As Lint keeps improving, I feel like we should probably highlight it more 
aggressively in the manual.

 -- John

On Sep 12, 2014, at 10:56 AM, Tony Fong <[email protected]> wrote:

> Lint v0.1.2 starts to track variables' type locally within a function 
> declaration. So your case will correctly trigger a lint warning.
> 
> Tony
> 
> On Thursday, September 11, 2014 4:32:09 AM UTC+7, Wilfred Hughes wrote:
> On Monday, 8 September 2014 14:54:50 UTC+1, Tony Fong wrote:
> @snotskie looped me into this discussion in the context of Lint
> 
> I have updated Lint.jl (v0.1.1) to give warnings over
> * for-loop when the iterable is just a literal number
> * nested vcat, i.e.[[1,2],[3,4]]. Other array formats are unaffected since 
> their ASTs are distinct.
> 
> Tony
> 
> That's a definite help.

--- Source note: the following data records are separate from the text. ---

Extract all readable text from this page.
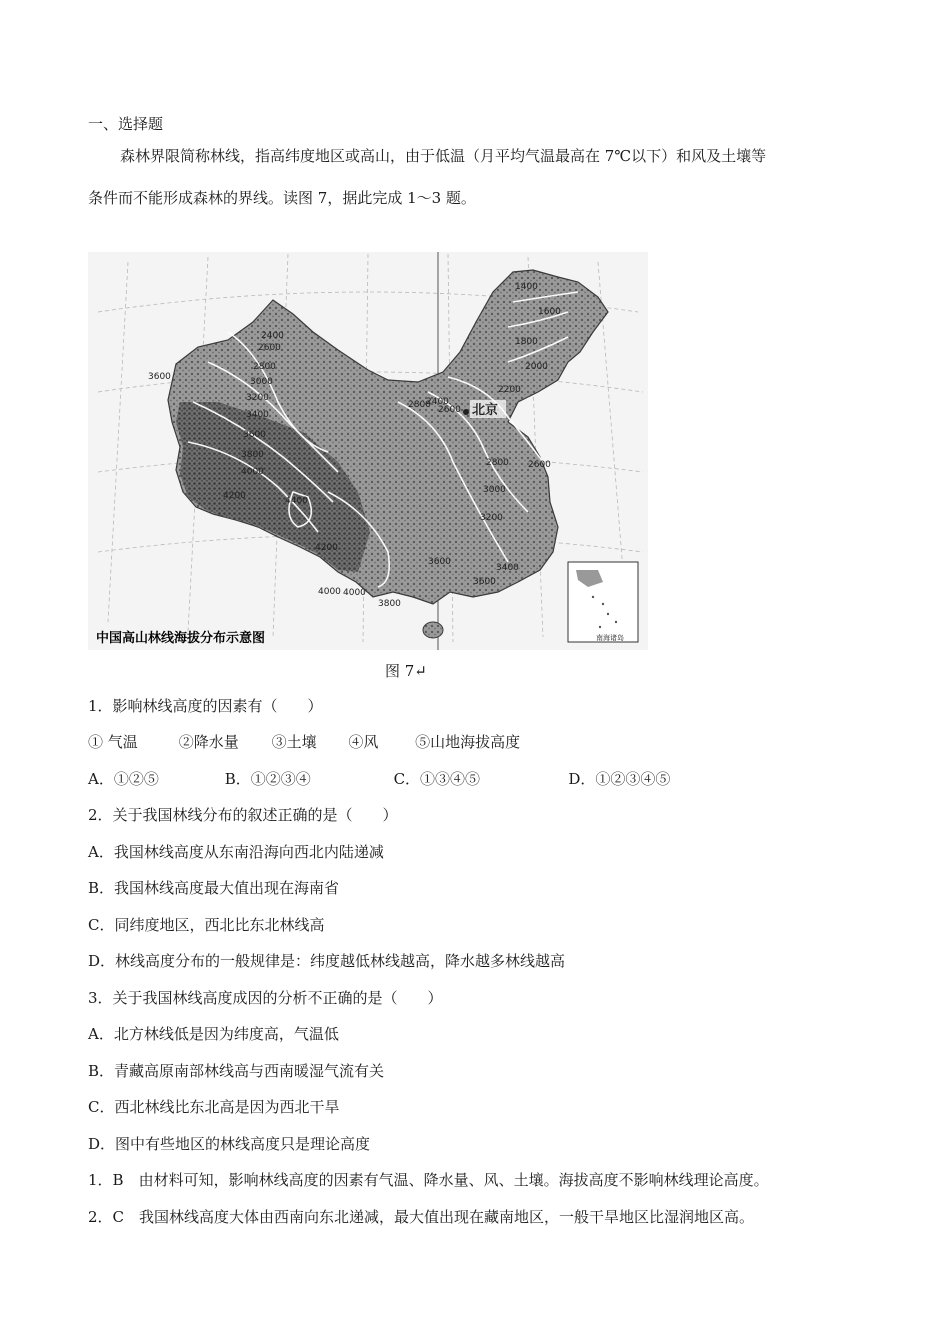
一、选择题
森林界限简称林线，指高纬度地区或高山，由于低温（月平均气温最高在 7℃以下）和风及土壤等
条件而不能形成森林的界线。读图 7，据此完成 1～3 题。
1400
1600
1800
2000
2200
2400
2600
2800
3000
3200
3400
3600
3800
4000
4200	4400
2400
2600
2800
3000
3200
3400
3600
4000
4200
2800 2600
3600
4000
3800
3600
北京
南海诸岛
中国高山林线海拔分布示意图
图 7↵
1．影响林线高度的因素有（　　）
① 气温	②降水量 ③土壤 ④风 ⑤山地海拔高度
A．①②⑤	B．①②③④	C．①③④⑤	D．①②③④⑤
2．关于我国林线分布的叙述正确的是（　　）
A．我国林线高度从东南沿海向西北内陆递减
B．我国林线高度最大值出现在海南省
C．同纬度地区，西北比东北林线高
D．林线高度分布的一般规律是：纬度越低林线越高，降水越多林线越高
3．关于我国林线高度成因的分析不正确的是（　　）
A．北方林线低是因为纬度高，气温低
B．青藏高原南部林线高与西南暖湿气流有关
C．西北林线比东北高是因为西北干旱
D．图中有些地区的林线高度只是理论高度
1．B　由材料可知，影响林线高度的因素有气温、降水量、风、土壤。海拔高度不影响林线理论高度。
2．C　我国林线高度大体由西南向东北递减，最大值出现在藏南地区，一般干旱地区比湿润地区高。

Would it be worth (or feasible) generalising to 
> integer variables too? It wouldn't help in the sample function I gave, but 
> you could catch cases like:
> 
> julia> function sumto(n :: Int)
>            total = 0
>            for i in n
>                total = total + i
>            end
>            return total
>        end
> 
> I'd be really interested in seeing an example where this behaviour makes code 
> nicer. If an integer value can be seen as an array of length zero, is there 
> something special about numeric arrays? Given an array of arbitrary type T, 
> should a user always expect that values of type T are iterable?
> 
> If there's any interest, I'd be interested in writing a PR to change this 
> behaviour, as an excuse to familiarise myself with Julia's internals.